If you find Inf-CLIP useful for your research and applications, please cite using this BibTeX:
```bibtex
@article{damonlpsg2024infcl,
  title={Breaking the Memory Barrier: Near Infinite Batch Size Scaling for Contrastive Loss},
  author={Zesen Cheng, Hang Zhang, Kehan Li, Sicong Leng, Zhiqiang Hu, Fei Wu, Deli Zhao, Xin Li, Lidong Bing},
  journal={arXiv preprint arXiv:},
  year={2024},
  url = {https://arxiv.org/abs/}
}
```

## 👍 Acknowledgement
The codebase of Inf-CLIP is adapted from [**OpenCLIP**](https://github.com/mlfoundations/open_clip).

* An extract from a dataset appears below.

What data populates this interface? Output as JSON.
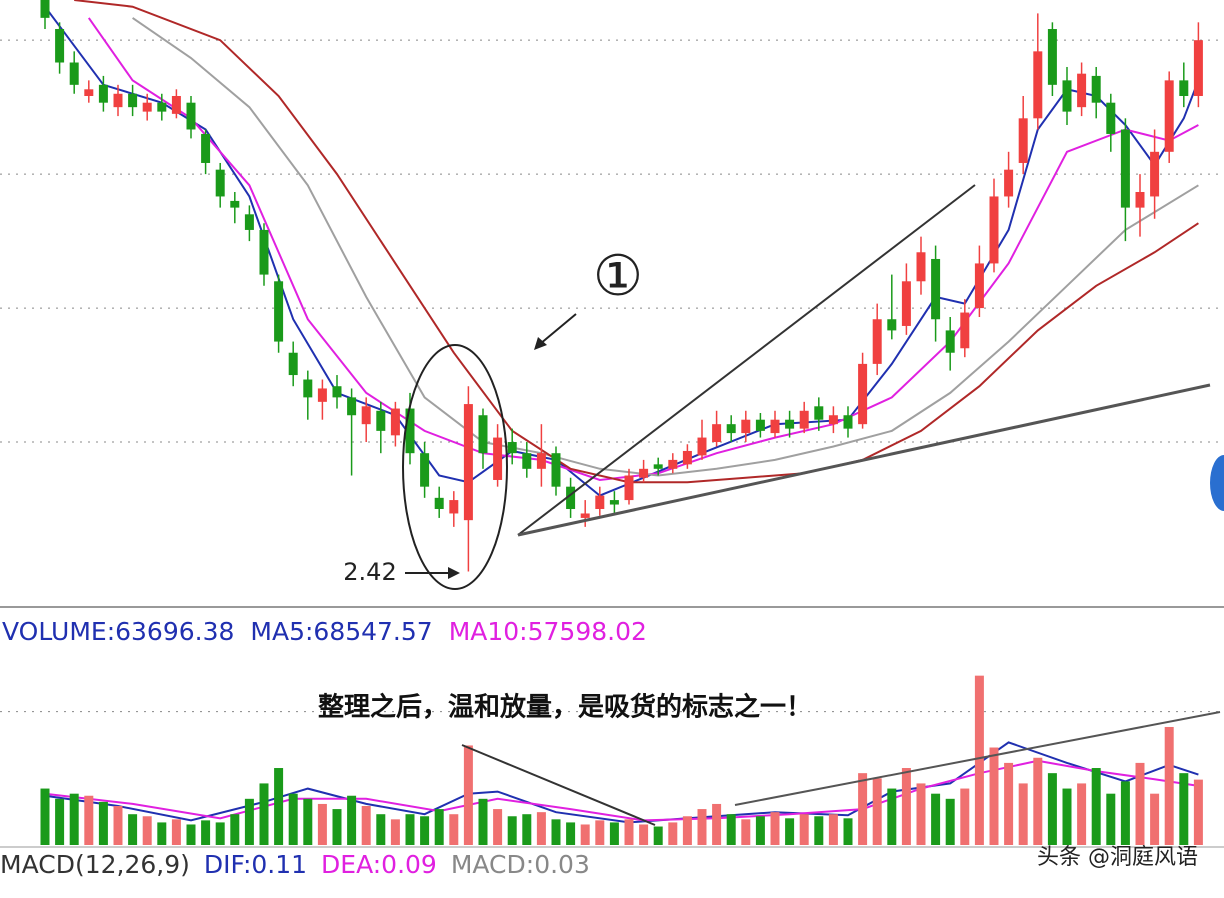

We are also grateful for the following projects our Inf-CL arise from:
* [**OpenAI CLIP**](https://openai.com/index/clip/), [**img2dataset**](https://github.com/rom1504/img2dataset), [**CLIP-Benchmark**](https://github.com/LAION-AI/CLIP_benchmark).
* [**FlashAttention**](https://github.com/Dao-AILab/flash-attention), [**RingAttention**](https://github.com/haoliuhl/ringattention), [**RingFlashAttention**](https://github.com/zhuzilin/ring-flash-attention). 


## 🔒 License

This project is released under the Apache 2.0 license as found in the LICENSE file.
The service is a research preview intended for **non-commercial use ONLY**, subject to the model Licenses of CLIP, Terms of Use of the data generated by OpenAI, and Laion. Please get in touch with us if you find any potential violations.